Nine months after Jim Cramer pounded the table on Energy Transfer (NYSE: ET | ET Price Prediction) as his favorite dividend stock for retirees, the results are in. As we covered in our July 2025 piece, Cramer urged income seekers to step into the midstream giant when units were trading around $17. Today, the call looks vindicated, with one important caveat for new buyers.
Energy Transfer: The Nine-Month Scorecard
Energy Transfer closed at $19.87 on May 6, 2026, a 10.5% price-only return since the original article. Add the four quarterly distributions paid since then and the total return widens further. The one-year gain stands at 25.7%, year-to-date 2026 is at 20.5%, and shares hit a fresh 52-week high of $20.67 on May 5, 2026.
The income side held up cleanly. The partnership announced a $0.3375 per unit distribution on April 27, 2026, raised from $0.335 the prior quarter and payable May 20, 2026. That extends an unbroken quarterly distribution growth streak dating back to early 2023. The current yield runs approximately 6.8% to 7.1%.
Q1 2026: The Forward Anchor
Energy Transfer reported Q1 2026 results on May 5, 2026, and the results reframed the bull case. Adjusted EBITDA reached $4.9 billion, versus $4.1 billion a year earlier, with distributable cash flow of $2.7 billion. Management raised full-year 2026 Adjusted EBITDA guidance to $18.2 billion to $18.6 billion, up roughly $750 million at the midpoint.
The investment thesis is more concrete than it was nine months ago.

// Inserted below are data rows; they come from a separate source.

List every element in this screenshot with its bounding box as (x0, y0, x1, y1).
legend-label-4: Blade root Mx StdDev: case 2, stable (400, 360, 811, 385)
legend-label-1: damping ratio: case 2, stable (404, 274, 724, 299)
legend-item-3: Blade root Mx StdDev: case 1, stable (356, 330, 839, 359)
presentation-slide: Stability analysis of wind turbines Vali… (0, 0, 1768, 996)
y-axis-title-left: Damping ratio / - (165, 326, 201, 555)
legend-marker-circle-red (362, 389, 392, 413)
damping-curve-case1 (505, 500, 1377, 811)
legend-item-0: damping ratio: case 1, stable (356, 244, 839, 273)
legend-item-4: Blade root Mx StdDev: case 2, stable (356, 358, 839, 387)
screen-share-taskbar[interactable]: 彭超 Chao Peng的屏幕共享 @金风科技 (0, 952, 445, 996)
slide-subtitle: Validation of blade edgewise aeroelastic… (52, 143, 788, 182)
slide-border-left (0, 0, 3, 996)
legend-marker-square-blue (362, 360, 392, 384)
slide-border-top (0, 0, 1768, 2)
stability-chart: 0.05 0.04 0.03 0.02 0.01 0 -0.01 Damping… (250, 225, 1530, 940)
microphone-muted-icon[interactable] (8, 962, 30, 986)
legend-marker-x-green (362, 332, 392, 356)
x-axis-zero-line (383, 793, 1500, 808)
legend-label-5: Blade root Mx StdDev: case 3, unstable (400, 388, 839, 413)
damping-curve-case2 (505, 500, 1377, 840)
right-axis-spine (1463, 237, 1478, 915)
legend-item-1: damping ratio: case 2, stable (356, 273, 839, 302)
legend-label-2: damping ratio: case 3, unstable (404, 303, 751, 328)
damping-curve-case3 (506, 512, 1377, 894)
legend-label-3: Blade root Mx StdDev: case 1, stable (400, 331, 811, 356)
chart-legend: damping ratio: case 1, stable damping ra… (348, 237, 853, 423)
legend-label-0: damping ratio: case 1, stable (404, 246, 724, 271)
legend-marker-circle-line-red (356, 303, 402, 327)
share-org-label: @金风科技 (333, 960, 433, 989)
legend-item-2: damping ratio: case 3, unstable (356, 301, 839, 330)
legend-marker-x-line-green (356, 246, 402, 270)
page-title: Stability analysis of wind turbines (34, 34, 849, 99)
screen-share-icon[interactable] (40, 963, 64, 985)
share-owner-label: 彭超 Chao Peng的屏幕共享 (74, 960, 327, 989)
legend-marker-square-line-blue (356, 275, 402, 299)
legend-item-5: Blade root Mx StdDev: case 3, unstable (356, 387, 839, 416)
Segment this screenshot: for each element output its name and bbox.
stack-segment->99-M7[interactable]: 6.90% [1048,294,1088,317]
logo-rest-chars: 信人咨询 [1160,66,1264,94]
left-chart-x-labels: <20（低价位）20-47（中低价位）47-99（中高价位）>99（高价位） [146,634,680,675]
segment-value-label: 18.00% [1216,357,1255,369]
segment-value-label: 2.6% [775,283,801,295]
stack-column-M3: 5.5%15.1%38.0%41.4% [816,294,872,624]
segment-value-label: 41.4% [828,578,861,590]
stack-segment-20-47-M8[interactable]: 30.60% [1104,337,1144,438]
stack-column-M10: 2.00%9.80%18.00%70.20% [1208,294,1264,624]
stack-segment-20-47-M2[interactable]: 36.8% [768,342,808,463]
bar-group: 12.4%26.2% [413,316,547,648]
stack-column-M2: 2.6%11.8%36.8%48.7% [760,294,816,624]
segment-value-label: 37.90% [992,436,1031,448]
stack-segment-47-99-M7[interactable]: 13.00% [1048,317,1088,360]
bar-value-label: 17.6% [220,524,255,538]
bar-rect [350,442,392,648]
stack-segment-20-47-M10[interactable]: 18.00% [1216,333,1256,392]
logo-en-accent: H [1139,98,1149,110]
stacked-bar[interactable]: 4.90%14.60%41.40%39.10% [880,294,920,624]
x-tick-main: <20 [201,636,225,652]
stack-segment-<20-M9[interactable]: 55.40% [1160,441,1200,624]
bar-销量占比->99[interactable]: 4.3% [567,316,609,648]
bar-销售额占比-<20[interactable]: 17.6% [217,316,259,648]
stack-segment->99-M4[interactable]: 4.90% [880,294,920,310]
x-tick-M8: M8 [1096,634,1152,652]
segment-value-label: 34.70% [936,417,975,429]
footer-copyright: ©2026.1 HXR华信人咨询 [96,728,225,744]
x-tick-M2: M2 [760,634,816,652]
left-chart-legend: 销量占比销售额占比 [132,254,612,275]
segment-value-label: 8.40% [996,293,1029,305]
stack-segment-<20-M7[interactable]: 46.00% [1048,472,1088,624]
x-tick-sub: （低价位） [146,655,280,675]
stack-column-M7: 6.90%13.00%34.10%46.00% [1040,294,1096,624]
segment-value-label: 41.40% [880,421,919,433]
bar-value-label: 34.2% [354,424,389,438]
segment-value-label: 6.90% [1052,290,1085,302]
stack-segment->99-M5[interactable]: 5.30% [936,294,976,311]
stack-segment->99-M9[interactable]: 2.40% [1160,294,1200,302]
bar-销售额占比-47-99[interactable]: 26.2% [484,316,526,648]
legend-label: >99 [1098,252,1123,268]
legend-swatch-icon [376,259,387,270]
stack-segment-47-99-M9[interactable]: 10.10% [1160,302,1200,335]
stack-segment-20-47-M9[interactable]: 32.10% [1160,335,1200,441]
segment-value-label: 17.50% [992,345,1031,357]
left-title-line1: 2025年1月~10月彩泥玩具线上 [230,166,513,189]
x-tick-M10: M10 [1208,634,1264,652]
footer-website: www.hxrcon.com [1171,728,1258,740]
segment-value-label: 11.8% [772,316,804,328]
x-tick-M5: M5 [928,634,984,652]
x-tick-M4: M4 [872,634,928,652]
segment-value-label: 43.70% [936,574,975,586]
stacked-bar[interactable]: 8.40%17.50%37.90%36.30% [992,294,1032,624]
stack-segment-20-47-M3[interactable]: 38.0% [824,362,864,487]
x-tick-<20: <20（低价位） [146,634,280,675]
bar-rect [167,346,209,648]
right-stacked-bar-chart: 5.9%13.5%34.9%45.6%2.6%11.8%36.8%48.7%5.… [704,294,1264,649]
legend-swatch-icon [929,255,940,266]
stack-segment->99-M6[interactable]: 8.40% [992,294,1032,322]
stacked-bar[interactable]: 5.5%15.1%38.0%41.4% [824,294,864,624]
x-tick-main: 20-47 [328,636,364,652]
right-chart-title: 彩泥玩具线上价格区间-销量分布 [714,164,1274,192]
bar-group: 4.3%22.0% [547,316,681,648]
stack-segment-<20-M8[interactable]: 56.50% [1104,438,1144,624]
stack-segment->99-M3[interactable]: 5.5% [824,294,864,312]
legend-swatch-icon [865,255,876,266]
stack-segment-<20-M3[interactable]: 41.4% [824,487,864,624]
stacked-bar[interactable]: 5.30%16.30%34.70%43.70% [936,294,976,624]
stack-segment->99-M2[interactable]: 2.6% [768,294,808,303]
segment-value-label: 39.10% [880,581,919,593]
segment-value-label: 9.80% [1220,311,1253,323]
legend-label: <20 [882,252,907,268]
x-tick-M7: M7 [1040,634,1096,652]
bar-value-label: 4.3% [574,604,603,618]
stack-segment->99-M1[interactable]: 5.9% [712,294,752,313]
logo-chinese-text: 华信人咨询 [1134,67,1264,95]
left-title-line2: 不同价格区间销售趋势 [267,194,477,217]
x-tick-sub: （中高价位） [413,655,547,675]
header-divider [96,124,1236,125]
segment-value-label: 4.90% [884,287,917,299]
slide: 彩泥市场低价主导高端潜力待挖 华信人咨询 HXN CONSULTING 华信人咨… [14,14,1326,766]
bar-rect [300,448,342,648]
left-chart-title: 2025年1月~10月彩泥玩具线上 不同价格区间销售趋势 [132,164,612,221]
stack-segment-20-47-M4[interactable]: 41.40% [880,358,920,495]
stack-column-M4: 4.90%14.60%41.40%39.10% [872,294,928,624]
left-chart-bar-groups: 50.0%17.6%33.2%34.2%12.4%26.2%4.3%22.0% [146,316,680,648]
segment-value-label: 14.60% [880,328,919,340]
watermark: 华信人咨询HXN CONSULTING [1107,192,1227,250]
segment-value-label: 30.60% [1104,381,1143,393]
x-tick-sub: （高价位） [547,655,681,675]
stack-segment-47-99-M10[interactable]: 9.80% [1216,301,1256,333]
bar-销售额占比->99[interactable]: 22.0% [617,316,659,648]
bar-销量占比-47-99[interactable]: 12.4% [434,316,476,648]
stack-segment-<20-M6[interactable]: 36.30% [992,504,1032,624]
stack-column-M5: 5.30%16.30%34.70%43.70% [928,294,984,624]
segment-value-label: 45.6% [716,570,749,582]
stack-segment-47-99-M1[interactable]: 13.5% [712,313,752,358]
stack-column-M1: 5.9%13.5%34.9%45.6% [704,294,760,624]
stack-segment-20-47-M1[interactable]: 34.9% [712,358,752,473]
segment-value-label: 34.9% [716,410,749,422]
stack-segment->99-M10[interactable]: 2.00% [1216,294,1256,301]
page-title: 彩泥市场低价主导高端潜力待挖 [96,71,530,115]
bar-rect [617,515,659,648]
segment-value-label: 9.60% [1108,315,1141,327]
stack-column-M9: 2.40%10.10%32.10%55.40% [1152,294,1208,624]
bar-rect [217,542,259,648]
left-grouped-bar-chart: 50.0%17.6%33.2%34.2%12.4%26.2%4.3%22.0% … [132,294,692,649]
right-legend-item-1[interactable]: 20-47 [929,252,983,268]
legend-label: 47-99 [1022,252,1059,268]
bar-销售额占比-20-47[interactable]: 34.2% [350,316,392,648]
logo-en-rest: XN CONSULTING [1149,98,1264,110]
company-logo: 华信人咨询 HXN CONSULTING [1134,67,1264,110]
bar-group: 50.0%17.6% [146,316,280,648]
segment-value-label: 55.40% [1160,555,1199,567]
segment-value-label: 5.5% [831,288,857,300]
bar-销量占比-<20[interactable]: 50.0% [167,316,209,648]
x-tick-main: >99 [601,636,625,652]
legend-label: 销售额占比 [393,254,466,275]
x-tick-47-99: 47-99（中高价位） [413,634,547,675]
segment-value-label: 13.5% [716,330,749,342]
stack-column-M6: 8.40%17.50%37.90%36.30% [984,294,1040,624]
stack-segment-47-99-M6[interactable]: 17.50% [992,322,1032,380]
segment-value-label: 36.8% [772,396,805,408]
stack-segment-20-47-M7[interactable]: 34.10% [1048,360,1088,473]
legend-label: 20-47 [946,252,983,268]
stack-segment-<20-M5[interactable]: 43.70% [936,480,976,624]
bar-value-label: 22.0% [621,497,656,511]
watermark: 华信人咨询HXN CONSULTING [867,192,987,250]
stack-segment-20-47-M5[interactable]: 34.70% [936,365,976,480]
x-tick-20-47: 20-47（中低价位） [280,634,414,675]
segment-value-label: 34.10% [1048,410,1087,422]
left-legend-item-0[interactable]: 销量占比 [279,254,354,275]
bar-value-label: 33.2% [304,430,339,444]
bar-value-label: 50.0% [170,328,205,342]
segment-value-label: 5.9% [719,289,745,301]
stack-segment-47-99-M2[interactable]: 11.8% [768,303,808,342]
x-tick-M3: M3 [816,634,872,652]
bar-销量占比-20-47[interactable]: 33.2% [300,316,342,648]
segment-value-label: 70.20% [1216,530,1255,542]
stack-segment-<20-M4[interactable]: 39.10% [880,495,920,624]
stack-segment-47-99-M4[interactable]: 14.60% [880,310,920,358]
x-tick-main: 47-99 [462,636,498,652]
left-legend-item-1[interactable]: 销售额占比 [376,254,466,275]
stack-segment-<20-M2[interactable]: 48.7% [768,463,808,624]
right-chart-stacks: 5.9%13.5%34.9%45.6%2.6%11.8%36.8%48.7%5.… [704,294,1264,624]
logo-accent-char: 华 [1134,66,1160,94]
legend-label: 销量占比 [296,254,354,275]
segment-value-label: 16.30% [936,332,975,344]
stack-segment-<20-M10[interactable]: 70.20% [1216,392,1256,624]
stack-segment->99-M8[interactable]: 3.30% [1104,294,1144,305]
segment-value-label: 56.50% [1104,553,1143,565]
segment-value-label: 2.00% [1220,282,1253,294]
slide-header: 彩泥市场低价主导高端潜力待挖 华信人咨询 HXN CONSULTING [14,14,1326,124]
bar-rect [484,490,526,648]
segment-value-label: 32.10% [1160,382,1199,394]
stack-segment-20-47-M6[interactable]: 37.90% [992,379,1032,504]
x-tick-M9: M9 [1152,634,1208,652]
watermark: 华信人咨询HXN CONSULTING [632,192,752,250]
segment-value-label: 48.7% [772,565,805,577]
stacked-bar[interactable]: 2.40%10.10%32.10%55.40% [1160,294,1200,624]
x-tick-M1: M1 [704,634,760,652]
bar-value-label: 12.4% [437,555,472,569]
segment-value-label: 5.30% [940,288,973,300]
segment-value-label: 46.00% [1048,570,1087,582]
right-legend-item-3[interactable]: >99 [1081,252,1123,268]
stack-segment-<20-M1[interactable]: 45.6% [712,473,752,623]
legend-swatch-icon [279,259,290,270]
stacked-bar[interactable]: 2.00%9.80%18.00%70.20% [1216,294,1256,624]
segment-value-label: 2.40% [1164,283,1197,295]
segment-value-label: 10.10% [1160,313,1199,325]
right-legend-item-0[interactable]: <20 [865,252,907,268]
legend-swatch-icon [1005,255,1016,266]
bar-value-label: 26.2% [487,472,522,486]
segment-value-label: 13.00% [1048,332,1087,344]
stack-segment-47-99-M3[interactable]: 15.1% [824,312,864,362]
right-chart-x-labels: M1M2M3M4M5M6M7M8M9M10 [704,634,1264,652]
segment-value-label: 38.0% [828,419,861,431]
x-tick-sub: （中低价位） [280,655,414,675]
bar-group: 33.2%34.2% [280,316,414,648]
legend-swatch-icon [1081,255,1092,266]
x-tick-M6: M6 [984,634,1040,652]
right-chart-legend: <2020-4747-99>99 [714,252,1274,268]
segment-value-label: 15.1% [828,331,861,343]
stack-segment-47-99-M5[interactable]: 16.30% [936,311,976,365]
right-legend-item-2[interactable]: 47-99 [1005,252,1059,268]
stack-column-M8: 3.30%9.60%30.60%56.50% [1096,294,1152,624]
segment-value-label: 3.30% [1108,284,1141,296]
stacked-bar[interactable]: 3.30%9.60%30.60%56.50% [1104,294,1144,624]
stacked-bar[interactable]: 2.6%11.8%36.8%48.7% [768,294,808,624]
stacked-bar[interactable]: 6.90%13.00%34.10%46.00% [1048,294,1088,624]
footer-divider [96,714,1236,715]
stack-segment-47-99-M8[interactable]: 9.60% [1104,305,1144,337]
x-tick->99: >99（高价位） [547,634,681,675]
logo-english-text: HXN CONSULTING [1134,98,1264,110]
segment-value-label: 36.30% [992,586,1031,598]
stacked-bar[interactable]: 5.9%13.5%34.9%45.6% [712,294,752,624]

CFO Dylan Bramhall noted Energy Transfer “beat internal plan by ~$500 million in Q1.” Marshall McCrea framed the geopolitical setup directly: “There is a very clear redirection to the U.S. for all products, LNG, NGLs, oil, etc.” Data center contracts now span Oracle, the Nexus Hubbard AI hyperscale campus in Central Texas, and an Arkansas site. The Hugh Brinson Pipeline (1.5 Bcf per day) is on track for Q4 2026 service. Full Q1 2026 results are filed with the SEC.
The Forward Case at $19.87
The forward P/E is 13, EV/EBITDA is 9, and a beta of 0.573 still suits an income-oriented portfolio. Analyst consensus is a Moderate Buy with an average price target of $22.69. Wells Fargo has a $25 price target on the stock, citing its unique positioning to capture “demand-pull” from the AI data center build-out.
Two watch items remain. The payout ratio is elevated at approximately 110.7%, which is sustainable as long as distributable cash flow (DCF) expands, but worth monitoring. And the Twin Oaks Pipeline negligence matter is before the Third Circuit on venue questions, representing a tail risk for now. Cramer’s call worked. Under his own buy-by-the-yield discipline, the current entry point is simply less compelling than it was at $17.